IN HIS associated blog above, Tom van Vuren discusses the value of data, referring to the 2006 Clive Humby quote that data would be the new oil. Tom limits his discussions to traditionally collected data sources. In this article I want to look at two different and associated issues - big data in transport and how to extract value from it, the same way as the value from oil needs to be extracted by processing. First, what exactly is big data in transport? It is an expansive concept that encompasses a variety of data sources. This includes everything from ticket sales and induction loops to mobile phone data and even CCTV feeds. Interestingly, some of these data streams are collected passively or for non-transport purposes, but they nonetheless hold significant value for transport planning when analysed effectively.

The key to unlocking this value lies in processing. Much like oil, raw data needs to be refined to extract actionable insights. The challenge here is not just collecting the data but figuring out how to filter, combine, and analyse it in a way that informs better decisions and solutions. Done right, this process doesn't just help us understand transport systems better; it helps us improve them, making them smarter, more efficient, and more user-focused.

Quite often big data is characterised by the four Vs:

Volume
Variety
Velocity
Veracity

We have covered variety and take volume as a given, so that leaves velocity, or how quickly data is gathered and used, and veracity, which is all about its accuracy and trustworthiness.

Both are critical to the definition of use cases... And they may be more connected than initially thought. Why is that you ask? In real life data can very rarely be directly used… It needs to be stored, cleaned and processed to be used to good effect. Raw data is like raw oil.

The concept of big data is that it keeps being generated, but it is quite ephemeral in nature, if not captured and stored or immediately processed it is lost. And there is a lot of it!

This brings us to the next point, it takes time and effort (cost!) to handle big data, even more so when cleaning (removing worthless data and outliers), inference (applying algorithms on data to produce valuable outputs from point data) and enrichment (either long term analysis of the data itself to create new insights or blending with other datasets) is required to extract value from the data. As an example, mobile network data from BT produces about 25 billion geospatial data points a day. This data needs to be captured live and stored, generating 2TB of data daily, before any post processing is undertaken on it…
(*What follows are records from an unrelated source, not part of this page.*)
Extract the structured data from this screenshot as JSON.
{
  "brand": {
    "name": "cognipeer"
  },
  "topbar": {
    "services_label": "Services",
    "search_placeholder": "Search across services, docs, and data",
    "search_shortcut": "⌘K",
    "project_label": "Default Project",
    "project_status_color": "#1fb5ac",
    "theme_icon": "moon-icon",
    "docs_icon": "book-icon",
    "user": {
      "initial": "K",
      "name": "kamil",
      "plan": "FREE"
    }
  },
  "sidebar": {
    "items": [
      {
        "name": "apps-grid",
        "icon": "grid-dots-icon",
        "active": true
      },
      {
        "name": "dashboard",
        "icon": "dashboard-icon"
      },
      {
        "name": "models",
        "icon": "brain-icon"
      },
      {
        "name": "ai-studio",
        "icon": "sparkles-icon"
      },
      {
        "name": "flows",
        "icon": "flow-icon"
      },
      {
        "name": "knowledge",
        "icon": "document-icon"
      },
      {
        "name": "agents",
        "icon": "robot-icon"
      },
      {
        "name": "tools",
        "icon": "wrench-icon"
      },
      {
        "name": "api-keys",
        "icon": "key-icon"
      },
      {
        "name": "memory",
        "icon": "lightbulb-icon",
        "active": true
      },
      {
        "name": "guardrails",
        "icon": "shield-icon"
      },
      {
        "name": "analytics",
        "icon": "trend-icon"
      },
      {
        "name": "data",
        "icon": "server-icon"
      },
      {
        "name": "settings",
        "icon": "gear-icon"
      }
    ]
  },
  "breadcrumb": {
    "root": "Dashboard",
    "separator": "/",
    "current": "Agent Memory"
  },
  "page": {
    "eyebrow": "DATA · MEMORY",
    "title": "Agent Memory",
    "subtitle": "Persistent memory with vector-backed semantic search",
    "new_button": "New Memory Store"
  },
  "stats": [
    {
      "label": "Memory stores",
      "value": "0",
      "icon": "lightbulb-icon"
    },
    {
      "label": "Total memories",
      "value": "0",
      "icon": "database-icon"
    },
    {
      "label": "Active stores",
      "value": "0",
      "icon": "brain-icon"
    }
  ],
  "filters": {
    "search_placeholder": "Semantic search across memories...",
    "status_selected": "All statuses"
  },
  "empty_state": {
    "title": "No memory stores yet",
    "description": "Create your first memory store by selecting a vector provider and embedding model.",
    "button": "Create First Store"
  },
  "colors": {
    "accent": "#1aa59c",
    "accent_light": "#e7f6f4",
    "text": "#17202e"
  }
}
What happens when looking at this versus use cases in transport, the income value as described by Tom. Transport can broadly speaking be split into:

Operations
Monitoring
Planning and forecasting
Trending

Operations require near immediate access to data, with minimum latency as close as real time (real time does not exist I would argue) data, think induction loops and other detectors for signal operations.
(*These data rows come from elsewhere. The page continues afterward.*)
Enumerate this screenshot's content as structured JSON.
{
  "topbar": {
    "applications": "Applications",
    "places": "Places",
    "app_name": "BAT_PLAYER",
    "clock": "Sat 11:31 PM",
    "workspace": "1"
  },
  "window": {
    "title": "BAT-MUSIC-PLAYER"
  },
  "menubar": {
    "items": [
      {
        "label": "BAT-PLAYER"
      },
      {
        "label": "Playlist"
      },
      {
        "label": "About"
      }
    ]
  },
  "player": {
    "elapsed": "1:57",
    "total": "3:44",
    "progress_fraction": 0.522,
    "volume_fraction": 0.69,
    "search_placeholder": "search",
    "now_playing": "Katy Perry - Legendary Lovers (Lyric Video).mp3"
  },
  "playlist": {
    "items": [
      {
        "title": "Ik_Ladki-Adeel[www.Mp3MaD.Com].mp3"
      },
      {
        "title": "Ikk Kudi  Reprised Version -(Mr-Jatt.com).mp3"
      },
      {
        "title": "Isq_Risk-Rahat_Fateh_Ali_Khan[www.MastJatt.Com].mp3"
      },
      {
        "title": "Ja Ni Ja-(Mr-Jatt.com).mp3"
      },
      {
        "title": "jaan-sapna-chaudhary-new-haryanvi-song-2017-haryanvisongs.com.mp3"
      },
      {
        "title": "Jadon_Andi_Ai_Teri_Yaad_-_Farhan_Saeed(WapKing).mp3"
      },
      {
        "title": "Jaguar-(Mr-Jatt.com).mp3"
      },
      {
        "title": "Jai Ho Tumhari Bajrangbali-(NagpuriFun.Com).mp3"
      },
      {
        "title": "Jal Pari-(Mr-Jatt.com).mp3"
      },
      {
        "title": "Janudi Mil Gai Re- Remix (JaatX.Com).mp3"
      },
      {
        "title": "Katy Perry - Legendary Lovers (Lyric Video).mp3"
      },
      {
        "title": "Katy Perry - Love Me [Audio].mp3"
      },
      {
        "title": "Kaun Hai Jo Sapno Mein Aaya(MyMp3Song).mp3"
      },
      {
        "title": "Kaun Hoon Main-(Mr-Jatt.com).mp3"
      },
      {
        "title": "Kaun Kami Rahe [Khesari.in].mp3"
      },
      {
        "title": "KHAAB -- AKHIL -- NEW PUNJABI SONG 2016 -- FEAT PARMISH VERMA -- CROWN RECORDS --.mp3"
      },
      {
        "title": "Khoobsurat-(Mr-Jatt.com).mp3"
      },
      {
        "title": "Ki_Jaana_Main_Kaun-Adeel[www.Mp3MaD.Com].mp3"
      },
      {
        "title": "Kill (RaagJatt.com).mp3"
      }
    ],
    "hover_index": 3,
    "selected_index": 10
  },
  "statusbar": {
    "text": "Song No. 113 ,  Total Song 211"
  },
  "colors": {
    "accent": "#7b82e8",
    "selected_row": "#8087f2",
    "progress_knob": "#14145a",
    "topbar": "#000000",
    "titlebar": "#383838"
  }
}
Even data a few seconds or minutes late diminishes its usefulness enormously hence value. This means that the data coverage and processing must be kept to a minimum to retain minimal latency.
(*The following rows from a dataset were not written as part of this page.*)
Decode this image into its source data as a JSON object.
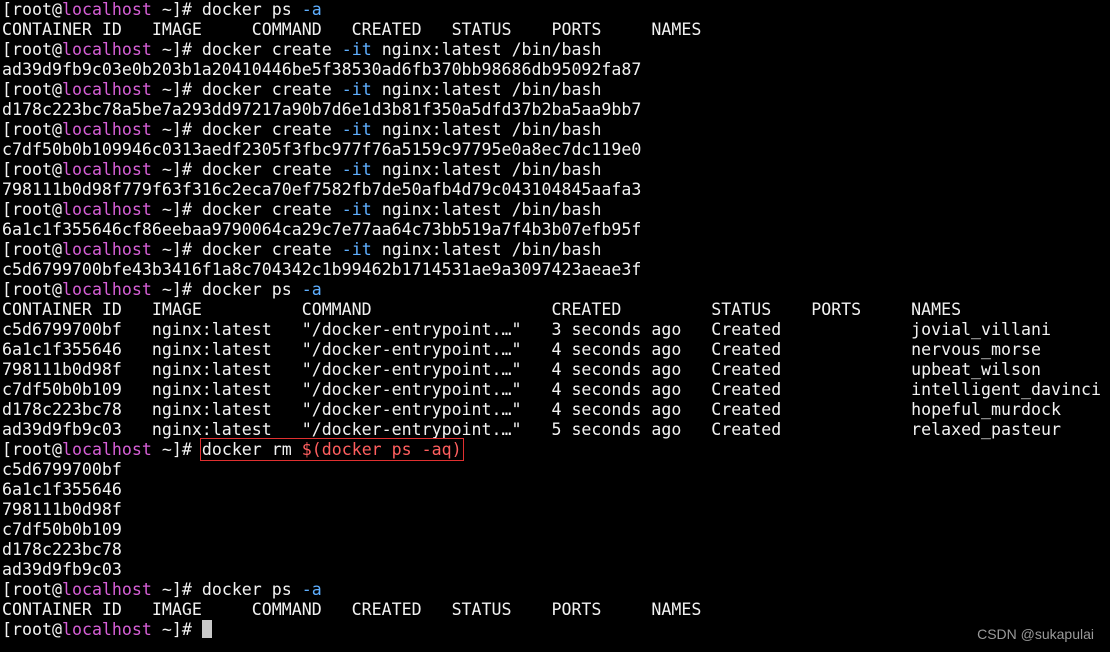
{
  "prompt": {
    "open_bracket": "[",
    "user": "root",
    "at": "@",
    "host": "localhost",
    "cwd_close": " ~]# "
  },
  "colors": {
    "background": "#000000",
    "foreground": "#f2f2f2",
    "host": "#d75fd7",
    "flag": "#5fafff",
    "highlight_box": "#e03030",
    "substitution": "#ff5f5f",
    "watermark": "#9a9a9a"
  },
  "lines": [
    {
      "type": "prompt",
      "cmd": "docker ps ",
      "flag": "-a",
      "rest": ""
    },
    {
      "type": "output",
      "text": "CONTAINER ID   IMAGE     COMMAND   CREATED   STATUS    PORTS     NAMES"
    },
    {
      "type": "prompt",
      "cmd": "docker create ",
      "flag": "-it",
      "rest": " nginx:latest /bin/bash"
    },
    {
      "type": "output",
      "text": "ad39d9fb9c03e0b203b1a20410446be5f38530ad6fb370bb98686db95092fa87"
    },
    {
      "type": "prompt",
      "cmd": "docker create ",
      "flag": "-it",
      "rest": " nginx:latest /bin/bash"
    },
    {
      "type": "output",
      "text": "d178c223bc78a5be7a293dd97217a90b7d6e1d3b81f350a5dfd37b2ba5aa9bb7"
    },
    {
      "type": "prompt",
      "cmd": "docker create ",
      "flag": "-it",
      "rest": " nginx:latest /bin/bash"
    },
    {
      "type": "output",
      "text": "c7df50b0b109946c0313aedf2305f3fbc977f76a5159c97795e0a8ec7dc119e0"
    },
    {
      "type": "prompt",
      "cmd": "docker create ",
      "flag": "-it",
      "rest": " nginx:latest /bin/bash"
    },
    {
      "type": "output",
      "text": "798111b0d98f779f63f316c2eca70ef7582fb7de50afb4d79c043104845aafa3"
    },
    {
      "type": "prompt",
      "cmd": "docker create ",
      "flag": "-it",
      "rest": " nginx:latest /bin/bash"
    },
    {
      "type": "output",
      "text": "6a1c1f355646cf86eebaa9790064ca29c7e77aa64c73bb519a7f4b3b07efb95f"
    },
    {
      "type": "prompt",
      "cmd": "docker create ",
      "flag": "-it",
      "rest": " nginx:latest /bin/bash"
    },
    {
      "type": "output",
      "text": "c5d6799700bfe43b3416f1a8c704342c1b99462b1714531ae9a3097423aeae3f"
    },
    {
      "type": "prompt",
      "cmd": "docker ps ",
      "flag": "-a",
      "rest": ""
    },
    {
      "type": "output",
      "text": "CONTAINER ID   IMAGE          COMMAND                  CREATED         STATUS    PORTS     NAMES"
    },
    {
      "type": "output",
      "text": "c5d6799700bf   nginx:latest   \"/docker-entrypoint.…\"   3 seconds ago   Created             jovial_villani"
    },
    {
      "type": "output",
      "text": "6a1c1f355646   nginx:latest   \"/docker-entrypoint.…\"   4 seconds ago   Created             nervous_morse"
    },
    {
      "type": "output",
      "text": "798111b0d98f   nginx:latest   \"/docker-entrypoint.…\"   4 seconds ago   Created             upbeat_wilson"
    },
    {
      "type": "output",
      "text": "c7df50b0b109   nginx:latest   \"/docker-entrypoint.…\"   4 seconds ago   Created             intelligent_davinci"
    },
    {
      "type": "output",
      "text": "d178c223bc78   nginx:latest   \"/docker-entrypoint.…\"   4 seconds ago   Created             hopeful_murdock"
    },
    {
      "type": "output",
      "text": "ad39d9fb9c03   nginx:latest   \"/docker-entrypoint.…\"   5 seconds ago   Created             relaxed_pasteur"
    },
    {
      "type": "prompt-highlight",
      "cmd": "docker rm ",
      "subst": "$(docker ps -aq)"
    },
    {
      "type": "output",
      "text": "c5d6799700bf"
    },
    {
      "type": "output",
      "text": "6a1c1f355646"
    },
    {
      "type": "output",
      "text": "798111b0d98f"
    },
    {
      "type": "output",
      "text": "c7df50b0b109"
    },
    {
      "type": "output",
      "text": "d178c223bc78"
    },
    {
      "type": "output",
      "text": "ad39d9fb9c03"
    },
    {
      "type": "prompt",
      "cmd": "docker ps ",
      "flag": "-a",
      "rest": ""
    },
    {
      "type": "output",
      "text": "CONTAINER ID   IMAGE     COMMAND   CREATED   STATUS    PORTS     NAMES"
    },
    {
      "type": "prompt-cursor",
      "cmd": ""
    }
  ],
  "watermark": "CSDN @sukapulai"
}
Wider coverage datasets such GPS or mobile network data might be too slow for that, but maybe their use in a fast pace low latency environment have not been yet fully explored. They are slower because of the data volumes handled and processing required to turn information into useful insights through inference, and that lag means less direct relevance to network management impacting perceived value.

Global datasets are powerful for monitoring and planning, especially when enriched. For example, mobile network data can reveal long-term trends like home and work locations. This insight can enhance quicker, more current data, helping to understand trip purposes in real time. Interestingly, slower, long-term analytics can support faster decision-making using the same data.

These large datasets go beyond movement, adding context by combining information, like weblog (about 1.7TB of data generated a day) and mobile network data, to identify EV users and their travel patterns. This is especially valuable as modelling and appraisal now considers societal benefits and equity, and not just cost-benefit ratios. It also helps track global behaviour changes without costly, time-consuming travel surveys. However, processing and aggregating such vast data, often to ensure privacy and simplicity, is complex and typically requires expensive cloud-based solutions.

In a sense, the value of the data, as perceived feels as shown in the figure below.

Real time data has a high value, which then drops quickly as data is seen as coming too late for meaningful intervention and then value gradually increases as latency goes beyond the hour, as it gets enriched and use cases change. But maybe, like oil, we should think about using data wisely. This is why slightly different approaches may be worth considering. Two of these spring to mind.

First the blending of near real time data (the few minutes late version) and modelling, leading to short term predictions, as the delay could be outweighed by additional information from enrichment. Some software providers have started this journey, but adoption is slow.

Second, the reuse of data, and how real time data could be repurposed and blended with longer latency but enriched data. This is where, potentially, the concept of digital twins could play its part. But this would require more than just data storage, it is about processing valuable insights on the fly and collating these in a meaningful way building a picture over time such that most real time, monitoring and trending information is there for the different purposes and users.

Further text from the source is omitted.